Gasoline export is being promoted to manage the expanding inventory of the fuel largely due to falling domestic demand, thanks to the Covid-19 pandemic.
Iran has been exporting gasoline for more than two years despite the tough US sanctions. Industry data show Tehran has not only managed to continue exports, but has boosted foreign sales of the fuel threefold.
Data from consultancy FGE put total gasoline exports in March-July 2020 at 173,000 barrels per day on average, up from 30,000 bpd in January-February.
Gasoline consumption, which was 100 million liters per day in 2019, declined this year, as Covid-19 spread and so did lockdowns that grounded larger numbers of people. Gasoline sales did not surpass 80 ml/d in the last 15 months while NIORDC had forecast consumption would jump to 120 ml/d in 2020.
Euro-5 Compliant Gasoline
According to Ali Dadvar, the head of PGSR, the production of Euro-5 gasoline at the refinery has exceeded 47 million liters per day, up 30% compared to 2018.
"NIORDC produces 90 million liters of Euro-5 gasoline, of which 52% are produced by PGSR and the rest by Shazand Refinery in Arak, Markazi Province, Tabriz Refinery in East Azarbaijan and Bandar Abbas Refinery in Hormozgan Province," he added.
"In 2013, NIORDC did not produce Euro-5 gasoline," he said, noting that Shazand Refinery started to produce 17 million liters of high-quality fuel per day in 2014. Output reached 28 ml/d in 2016 and increased to 43 ml/d in 2019 after the Bandar Abbas and Tabriz refineries joined in.
The first phase of PGSR went on stream in mid-2017. Developed in four phases, 400,000 barrels per day of gas condensate are supplied to the complex from the South Pars Gas Field off the Persian Gulf.
European emission standards define the acceptable limits for exhaust emissions of vehicles sold in the European Union.
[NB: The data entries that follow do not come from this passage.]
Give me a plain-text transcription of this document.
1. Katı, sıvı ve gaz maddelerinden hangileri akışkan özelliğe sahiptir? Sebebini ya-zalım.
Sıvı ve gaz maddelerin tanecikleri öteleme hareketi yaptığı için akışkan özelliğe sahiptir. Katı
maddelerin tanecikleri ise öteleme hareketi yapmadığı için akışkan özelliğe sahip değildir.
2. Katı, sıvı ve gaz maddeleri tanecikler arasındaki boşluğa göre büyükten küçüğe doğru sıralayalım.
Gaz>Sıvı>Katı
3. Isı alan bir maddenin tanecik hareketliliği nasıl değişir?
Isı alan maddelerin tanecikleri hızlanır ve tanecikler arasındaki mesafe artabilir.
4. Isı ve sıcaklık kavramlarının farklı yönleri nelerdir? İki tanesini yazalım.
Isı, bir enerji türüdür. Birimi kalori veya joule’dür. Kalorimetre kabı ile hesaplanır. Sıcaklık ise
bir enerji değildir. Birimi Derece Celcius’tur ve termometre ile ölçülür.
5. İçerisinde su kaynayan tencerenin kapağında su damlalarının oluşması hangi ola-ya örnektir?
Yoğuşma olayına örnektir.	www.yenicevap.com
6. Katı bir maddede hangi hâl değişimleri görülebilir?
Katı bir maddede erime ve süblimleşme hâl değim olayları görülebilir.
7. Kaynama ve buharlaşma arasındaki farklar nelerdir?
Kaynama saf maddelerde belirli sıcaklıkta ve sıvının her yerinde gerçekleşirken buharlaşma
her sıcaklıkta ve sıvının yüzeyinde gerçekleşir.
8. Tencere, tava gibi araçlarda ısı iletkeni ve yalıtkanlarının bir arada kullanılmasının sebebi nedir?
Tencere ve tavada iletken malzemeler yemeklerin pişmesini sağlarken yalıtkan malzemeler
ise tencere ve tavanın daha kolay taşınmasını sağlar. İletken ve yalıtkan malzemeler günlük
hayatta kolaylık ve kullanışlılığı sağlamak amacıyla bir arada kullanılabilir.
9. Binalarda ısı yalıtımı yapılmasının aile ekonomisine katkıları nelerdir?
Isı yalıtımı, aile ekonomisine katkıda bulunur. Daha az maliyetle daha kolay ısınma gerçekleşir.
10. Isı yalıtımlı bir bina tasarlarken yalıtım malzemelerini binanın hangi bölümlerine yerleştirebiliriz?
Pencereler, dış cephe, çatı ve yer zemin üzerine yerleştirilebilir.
The emission standards are defined in a series of European Union directives staging the progressive introduction of increasingly stringent standards.
Referring to catalysts such as aluminum, platinum, processed clay and acids, he said unlike other refineries such as the major Abadan Oil Refinery in Khuzestan Province, which imports catalysts from India and China, PGSR uses catalysts manufactured inside the country.